Pada kondisi tersebut, ada beberapa fenomena yang coba diuraikan penulis sebagai indikator rendahnya kualitas SDM di Maluku Utara, yaitu banyaknya generasi produktif yang  mengalami disorientasi ketika memilih cara praktis untuk mendapatkan pekerjaan. Misalnya, lulusan SLTA yang sebenarnya harus didorong untuk melanjutkan ke perguruan tinggi, malah memilih jalan praktis untuk menjadi buruh kasar pada perusahaan swasta (diluar tuntutan Ekonomi), penghasilan yang diterima juga habis pakai untuk konsumsi dan tidak memikirkan investasi jangka panjang. Sehingga sangat sedikit jumlah putra asli daerah yang menempati posisi-posisi strategis baik di perusahaan swasta maupun lembaga negara.

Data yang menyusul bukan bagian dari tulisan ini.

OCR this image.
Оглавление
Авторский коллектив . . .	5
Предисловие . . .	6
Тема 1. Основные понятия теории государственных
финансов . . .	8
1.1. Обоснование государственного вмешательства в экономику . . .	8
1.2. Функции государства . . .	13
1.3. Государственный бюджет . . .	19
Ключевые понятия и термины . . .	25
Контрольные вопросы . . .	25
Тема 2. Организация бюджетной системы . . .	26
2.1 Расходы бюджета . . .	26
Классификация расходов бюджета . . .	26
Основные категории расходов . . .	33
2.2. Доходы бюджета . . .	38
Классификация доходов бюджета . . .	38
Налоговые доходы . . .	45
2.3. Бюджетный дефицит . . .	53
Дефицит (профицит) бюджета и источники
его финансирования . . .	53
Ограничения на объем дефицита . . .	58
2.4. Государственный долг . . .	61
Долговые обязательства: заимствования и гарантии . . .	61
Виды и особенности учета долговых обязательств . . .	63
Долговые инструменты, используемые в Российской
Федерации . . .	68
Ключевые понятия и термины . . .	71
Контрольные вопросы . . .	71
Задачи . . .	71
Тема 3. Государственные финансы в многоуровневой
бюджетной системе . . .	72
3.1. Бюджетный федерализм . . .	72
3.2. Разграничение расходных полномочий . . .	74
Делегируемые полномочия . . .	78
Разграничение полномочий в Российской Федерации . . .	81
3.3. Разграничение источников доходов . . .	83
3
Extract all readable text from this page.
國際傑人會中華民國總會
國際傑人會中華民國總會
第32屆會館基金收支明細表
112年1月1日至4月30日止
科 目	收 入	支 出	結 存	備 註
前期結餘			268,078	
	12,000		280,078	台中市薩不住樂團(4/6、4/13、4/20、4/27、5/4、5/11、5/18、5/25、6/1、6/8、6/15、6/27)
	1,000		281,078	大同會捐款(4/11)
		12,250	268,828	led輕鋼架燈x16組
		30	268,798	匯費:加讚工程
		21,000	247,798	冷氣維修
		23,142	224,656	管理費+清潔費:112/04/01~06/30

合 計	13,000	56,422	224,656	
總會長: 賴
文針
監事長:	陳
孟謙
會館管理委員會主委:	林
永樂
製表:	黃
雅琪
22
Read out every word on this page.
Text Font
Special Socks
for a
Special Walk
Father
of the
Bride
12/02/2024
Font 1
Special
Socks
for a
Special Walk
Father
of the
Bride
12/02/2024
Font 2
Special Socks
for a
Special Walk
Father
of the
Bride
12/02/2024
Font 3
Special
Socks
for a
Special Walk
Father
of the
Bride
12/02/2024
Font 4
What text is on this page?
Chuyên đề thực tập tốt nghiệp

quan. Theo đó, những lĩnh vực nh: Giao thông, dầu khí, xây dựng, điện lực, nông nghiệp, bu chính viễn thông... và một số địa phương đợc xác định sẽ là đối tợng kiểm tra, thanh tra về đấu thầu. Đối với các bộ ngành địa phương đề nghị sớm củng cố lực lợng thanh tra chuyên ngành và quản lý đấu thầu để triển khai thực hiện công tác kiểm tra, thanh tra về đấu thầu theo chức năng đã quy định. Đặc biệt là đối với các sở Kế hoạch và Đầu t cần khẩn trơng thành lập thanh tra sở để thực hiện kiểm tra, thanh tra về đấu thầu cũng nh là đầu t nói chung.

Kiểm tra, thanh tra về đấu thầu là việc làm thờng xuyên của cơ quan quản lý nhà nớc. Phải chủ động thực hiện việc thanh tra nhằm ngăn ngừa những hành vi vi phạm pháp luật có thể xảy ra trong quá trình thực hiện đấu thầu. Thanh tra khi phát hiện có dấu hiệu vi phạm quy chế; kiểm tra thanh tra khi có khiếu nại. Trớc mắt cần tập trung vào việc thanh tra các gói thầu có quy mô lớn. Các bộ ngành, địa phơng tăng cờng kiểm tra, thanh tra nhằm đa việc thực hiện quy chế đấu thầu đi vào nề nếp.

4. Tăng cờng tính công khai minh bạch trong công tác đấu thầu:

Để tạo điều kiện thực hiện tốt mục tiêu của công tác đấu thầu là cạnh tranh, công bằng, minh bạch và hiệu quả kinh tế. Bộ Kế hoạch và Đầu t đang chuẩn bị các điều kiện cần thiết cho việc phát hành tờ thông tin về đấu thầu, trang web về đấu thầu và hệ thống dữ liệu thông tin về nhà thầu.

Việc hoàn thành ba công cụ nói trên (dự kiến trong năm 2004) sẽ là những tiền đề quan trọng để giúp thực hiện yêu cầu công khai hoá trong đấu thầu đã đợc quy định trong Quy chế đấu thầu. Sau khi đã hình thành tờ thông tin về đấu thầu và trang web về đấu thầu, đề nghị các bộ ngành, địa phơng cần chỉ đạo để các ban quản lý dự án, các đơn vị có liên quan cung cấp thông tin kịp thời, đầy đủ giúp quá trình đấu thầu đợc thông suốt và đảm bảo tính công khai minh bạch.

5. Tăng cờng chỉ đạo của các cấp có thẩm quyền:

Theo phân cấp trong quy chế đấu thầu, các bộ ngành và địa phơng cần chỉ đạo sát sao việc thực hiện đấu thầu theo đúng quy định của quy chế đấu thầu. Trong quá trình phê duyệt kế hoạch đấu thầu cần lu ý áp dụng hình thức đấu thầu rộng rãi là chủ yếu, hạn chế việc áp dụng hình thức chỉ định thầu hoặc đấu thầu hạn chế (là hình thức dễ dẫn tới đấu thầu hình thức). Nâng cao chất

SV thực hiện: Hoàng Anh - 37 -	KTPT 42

Dalam amatan penulis, perusahaan-perusahaan swasta di Maluku Utara dan juga pemerintah daerah tidak banyak mengambil bagian untuk memberikan jaminan pelatihan dan pendidikan tinggi bagi anak muda Maluku utara. Disisi lain, ribuan lulusan sarjana yang di cetak per tahun, tidak mampu didistribukan untuk mendapat pekerjaan secara menyeluruh (tidak terhitung dengan lulusan sarjana yang bekerja, namun tidak sesuai background pendidikan) sehingga memberikan beban ganda karena meningkatnya angka pengangguran di Maluku Utara.

Resolusi Peningkatan Kualitas SDM

Banyak penelitian yang dikembangkan, salah satunya riset Korn Ferry yang memprediksi pada tahun 2030, perusahaan dan perekonomian di dunia akan mengalami apa yang disebut sebagai global talent crunch, yakni merosotnya tenaga kerja yang memiliki keterampilan, sehingga ketakutan yang sesungguhnya bukan soal teknologi canggih seperti robot yang mendominasi dan mengambil alih semua pekerjaan, melainkan keterbatasan SDM yang terampil, unggul dan memiliki daya saing untuk mengerjakan semua pekerjaan di era modernisasi saat ini. Sehingga dalam meningkatkan kualitas SDM yang kompetitif di bidangnya, maka skill dan pengetahuan menjadi sangat penting untuk dikembangkan melalui pendidikan dan pelatihan. Namun demikian, Istilah “Hard Skill” dan “Soft Skill”  saja tidak menjamin seseorang memiliki keunggulan kompetitif yang signifikan karena teori klasik ini bisa terbantahkan oleh perkembangan zaman. Artikel Dr.Sean O. Ferguson (Senior Associate Dean, Asia School of Business) menggambarkan dua kemampuan seseorang yang lebih spesifik yang fleksibel dengan tuntutan zaman ini yakni Sharp Skills terdiri dari kemampuan teknis seperti visualisasi data, analitik data, optimization, manajemen berbasis sains, digital literacy, machine learning, dan system dynamics. Kemampuan tersebut menjadi kebutuhan primer dan masih langka pada saat ini. Selanjutnya yaitu Smart Skill atau kemampuan seseorang dalam berinteraksi dengan baik, cepat beradaptasi, mampu bersosialisasi dan memiliki sikap yang teruji didepan publik. Kemampuan tersebut memang dibutuhkan pada era saat ini karena beban kerja yang tinggi mampu menekan psikologis, sehingga tindakan kecerobohan dan hal-hal fatal dapat terjadi mampu diminimalisir dan tidak merugikan diri sendiri maupun tempat kerjanya. Maluku Utara dengan kompleksitas masalah soal SDM, seharusnya menciptakan peluang dan inovasi yang berkelanjutan guna merekontruksi paradigma  yang salah bagi masyarakat. Bahwa pendidikan dan pelatihan saat ini menjadi kunci kualitas SDM yang unggul dan kompetitif.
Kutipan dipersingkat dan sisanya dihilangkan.